1540: c4 e2 79 2a 1e vmovntdqa (%rsi),%xmm3
1545: c4 e2 79 2a 56 10 vmovntdqa 0x10(%rsi),%xmm2
154b: 48 83 c6 40 add $0x40,%rsi
154f: 48 83 c0 40 add $0x40,%rax
1553: c4 e2 79 2a 4e e0 vmovntdqa -0x20(%rsi),%xmm1
1559: c4 e2 79 2a 46 f0 vmovntdqa -0x10(%rsi),%xmm0
155f: c5 f9 7f 58 c0 vmovdqa %xmm3,-0x40(%rax)
1564: c5 f9 7f 50 d0 vmovdqa %xmm2,-0x30(%rax)
1569: c5 f9 7f 48 e0 vmovdqa %xmm1,-0x20(%rax)
156e: c5 f9 7f 40 f0 vmovdqa %xmm0,-0x10(%rax)

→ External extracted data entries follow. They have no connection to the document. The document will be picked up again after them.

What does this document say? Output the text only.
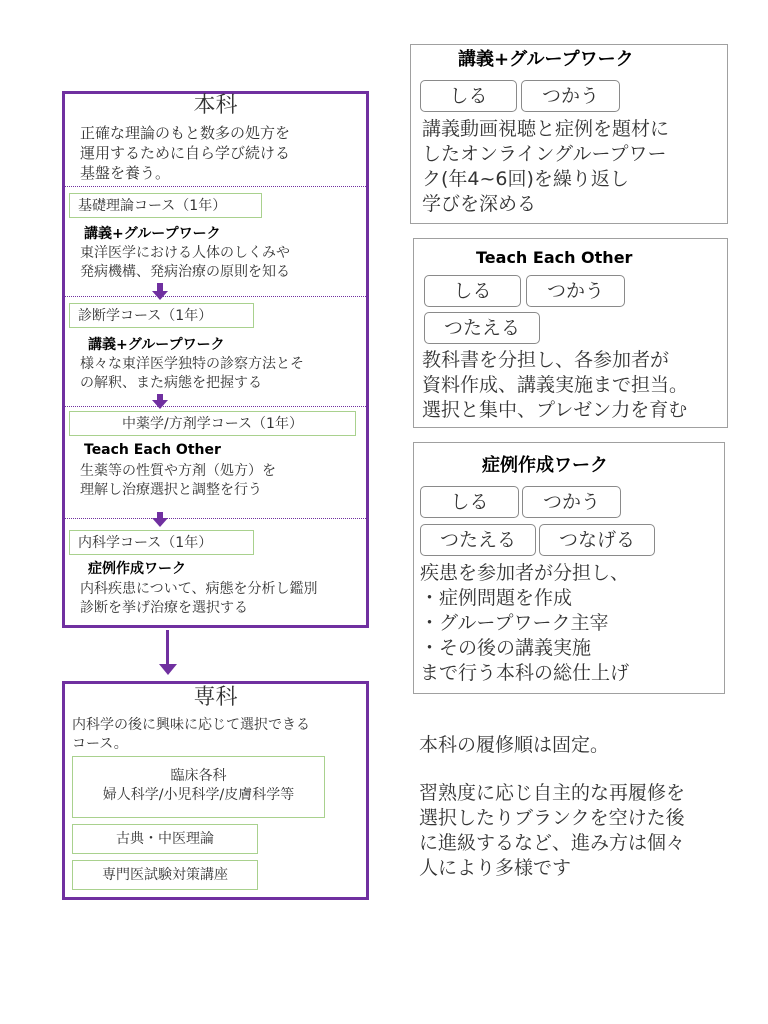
本科
正確な理論のもと数多の処方を
運用するために自ら学び続ける
基盤を養う。
基礎理論コース（1年）
講義+グループワーク
東洋医学における人体のしくみや
発病機構、発病治療の原則を知る
診断学コース（1年）
講義+グループワーク
様々な東洋医学独特の診察方法とそ
の解釈、また病態を把握する
中薬学/方剤学コース（1年）
Teach Each Other
生薬等の性質や方剤（処方）を
理解し治療選択と調整を行う
内科学コース（1年）
症例作成ワーク
内科疾患について、病態を分析し鑑別
診断を挙げ治療を選択する
専科
内科学の後に興味に応じて選択できる
コース。
臨床各科
婦人科学/小児科学/皮膚科学等
古典・中医理論
専門医試験対策講座
講義+グループワーク
しる	つかう
講義動画視聴と症例を題材に
したオンライングループワー
ク(年4~6回)を繰り返し
学びを深める
Teach Each Other
しる	つかう
つたえる
教科書を分担し、各参加者が
資料作成、講義実施まで担当。
選択と集中、プレゼン力を育む
症例作成ワーク
しる	つかう
つたえる	つなげる
疾患を参加者が分担し、
・症例問題を作成
・グループワーク主宰
・その後の講義実施
まで行う本科の総仕上げ
本科の履修順は固定。
習熟度に応じ自主的な再履修を
選択したりブランクを空けた後
に進級するなど、進み方は個々
人により多様です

1573: 48 39 d6 cmp %rdx,%rsi
1576: 75 c8 jne 1540 <_Z26util_streaming_load_memcpyPvS_m+0x40>
...
I have tried the following, but nothing seems to make any meaningful difference:
- Tweak UEFI BIOS settings
- Run a recent stable kernel (6.2.6)
- Disable speculative execution mitigations (kernel cmdline
mitigations=off
) - Update Intel microcode (tests done with microcode 0xf0)
- Use 256-bit NT loads (
vmovntdqa
withymm*
registers) - Check
/sys/kernel/debug/x86/pat_memtype_list
; the memory is listed aswrite-combining
- Use Dell R240 on-board Matrox G200eW3 GPU memory for reading instead of our FPGA DDR
Since there have been numerous CPU vulnerabilities, including "MMIO Stale Data Vulnerabilities", I can't help thinking, is this a result of some mitigations in either the CPU microcode or design? The microcode cannot be downgraded easily below the version loaded by the firmware.